At the Oct. 23 Navasota City Council Meeting, Mayor Bert Miller issued a proclamation recognizing Nov. 6-10 as Municipal Court Week. The Proclamation pointed out that “more people come in contact with municipal courts than all other Texas courts combined and public impression of the Texas judicial system is largely dependent upon the public’s experience in municipal court.”
In this three part series, the Examiner takes a look at the structure, jurisdictional responsibilities and challenges prompted by unlicensed drivers, lack of parental responsibility and juvenile crime as well as the officers of the court who keep the wheels of justice turning.
Like it or not, ready or not, small-town Municipal Courts are seeing an increase in certain behaviors. Those include unlicensed drivers, a lack of parental responsibility and juvenile offenders.
According to Navasota Municipal Judge Pat Gruner, the number of drivers without U.S. citizenship ticketed for driving without a license is increasing. As a judge, she is sworn to uphold state law and that includes imposing fines for driving on public roadways without a license.
Gruner said, “The citizenship process may take 4-5 years or longer. Meanwhile, these people want to get to work and get their children to school; however, they are driving illegally. When an officer stops them and the driver is unable to produce a driver’s license, they write the driver a ticket.”
She continued, “Most of these folks come to City Hall right away and pay the fine but it does not solve the problem.”
Other situations involve parents who fail to properly secure their children in the car or drive intoxicated with children in the car.
Gruner said, “When children are involved, they have no one to advocate for them when their parents do not insure their safety when riding in a car. It falls on the judge and the Court to be the advocate.”
Gruner explained that after admonishing the parent, the appropriate fine is assessed.
She recalled a recent case saying, “A man was cited for passing in a no-passing zone while speeding, with an open container and four minor children not wearing seatbelts, or in a required child safety seat.”
No easy fix
According to Gruner, Navasota Municipal Court sees 4-5 juveniles/minors each month. Juvenile age is 10-16 and Minor is 1718 for most offenses. Cases range from smoking, fighting, driving without a license to theft or possession of alcohol or drug paraphernalia. Texas law requires a parent to appear in court.

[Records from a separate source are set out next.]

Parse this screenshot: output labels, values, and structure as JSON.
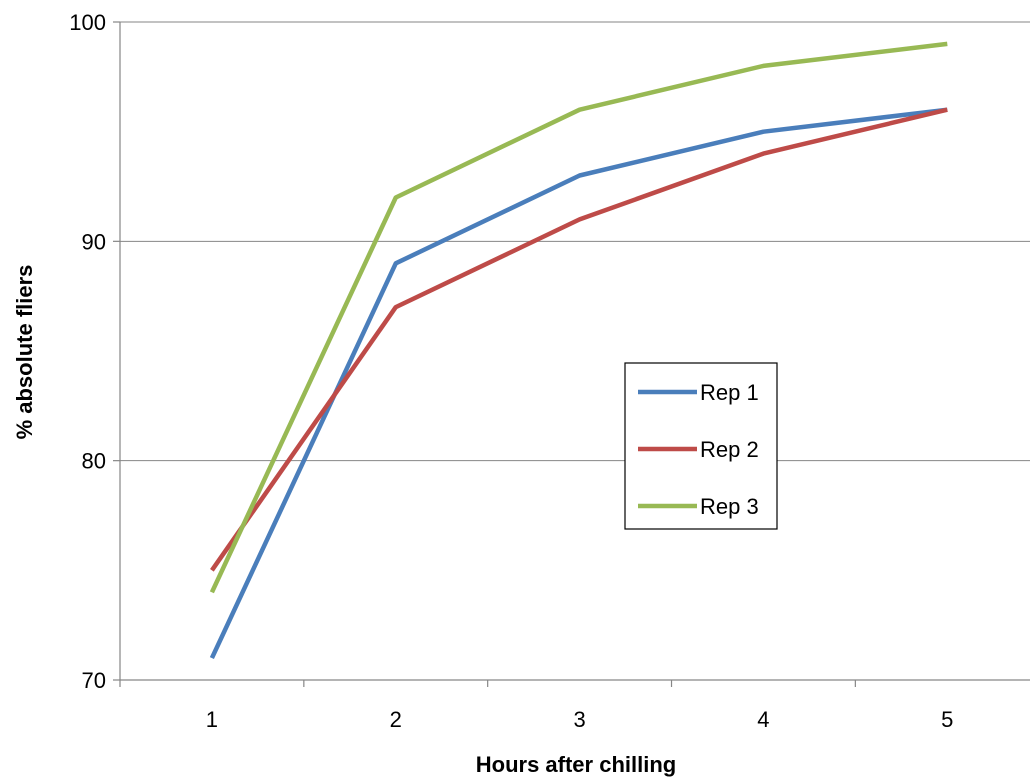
{
  "chart_data": {
    "type": "line",
    "xlabel": "Hours after chilling",
    "ylabel": "% absolute fliers",
    "x": [
      1,
      2,
      3,
      4,
      5
    ],
    "ylim": [
      70,
      100
    ],
    "yticks": [
      70,
      80,
      90,
      100
    ],
    "grid": true,
    "legend_position": "center-right",
    "series": [
      {
        "name": "Rep 1",
        "color": "#4A7EBB",
        "values": [
          71,
          89,
          93,
          95,
          96
        ]
      },
      {
        "name": "Rep 2",
        "color": "#BE4B48",
        "values": [
          75,
          87,
          91,
          94,
          96
        ]
      },
      {
        "name": "Rep 3",
        "color": "#98B954",
        "values": [
          74,
          92,
          96,
          98,
          99
        ]
      }
    ]
  }
}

Gruner said, “It’s an opportunity to reach and teach. Former Municipal Judge John LeFlore never hesitated to fine bad parents for failing to teach kids right from wrong. Many parents admit in Court they allowed their 15-year old son or daughter to drive with no license or insurance, at night, to go to Bryan or elsewhere.”
Serious crimes by juveniles such as auto theft, carrying a weapon and evading arrest require the juvenile and a parent or guardian to appear in Municipal Court. After rights are read, the young offender may be sent to a juvenile justice facility in Brazos, Montgomery or another county with an open spot; however, this may be in the middle of the night and juvenile facilities are often full.
Gruner said, “The lack of resources for juvenile offenders is a growing problem. Their age is much younger than their street smarts! Present law practically excuses them from criminal responsibility. There are no quick or cheap fixes.”
The RED class
For the past two years, Gruner has used Reality Education for Drivers (RED) as a sentencing tool for drivers aged 17-25 who come to her court for excessive speed – 90 to 120-plus mph.
The free class is offered by Texas A&M AgriLife Extension Service, TxDOT and WATCH UR BAC Alcohol and Drug Awareness Program and referrals come from judges and justices of the peace.
The five-hour in-person class has been held three times at Navasota City Hall and three more classes are scheduled over the next nine months.
Gruner said, “At class starting time, entry doors are locked and no one is admitted late. It’s intense, gripping and interesting, reviewing choices drivers make every time they get behind the wheel. Including compelling videos about seat belt use, impaired from texting, alcohol and drugs, to drowsiness, the number of passengers in the car and their behavior.”
She continued, “It’s like ‘Scared Straight’ for drivers and is an effective tool. Three defendants have come back to my Court on their own just to thank me for making them attend RED.”
Justice and mercy
Reiterating the message of the Municipal Court Week proclamation, Gruner said, “Municipal Court is the face of Navasota to many. It is important to treat every defendant with courtesy and respect. I am grateful to the Navasota City Council for believing in me and trusting me. This work is meaningful and puts me in a position to help the people of Navasota. It’s about justice and mercy.”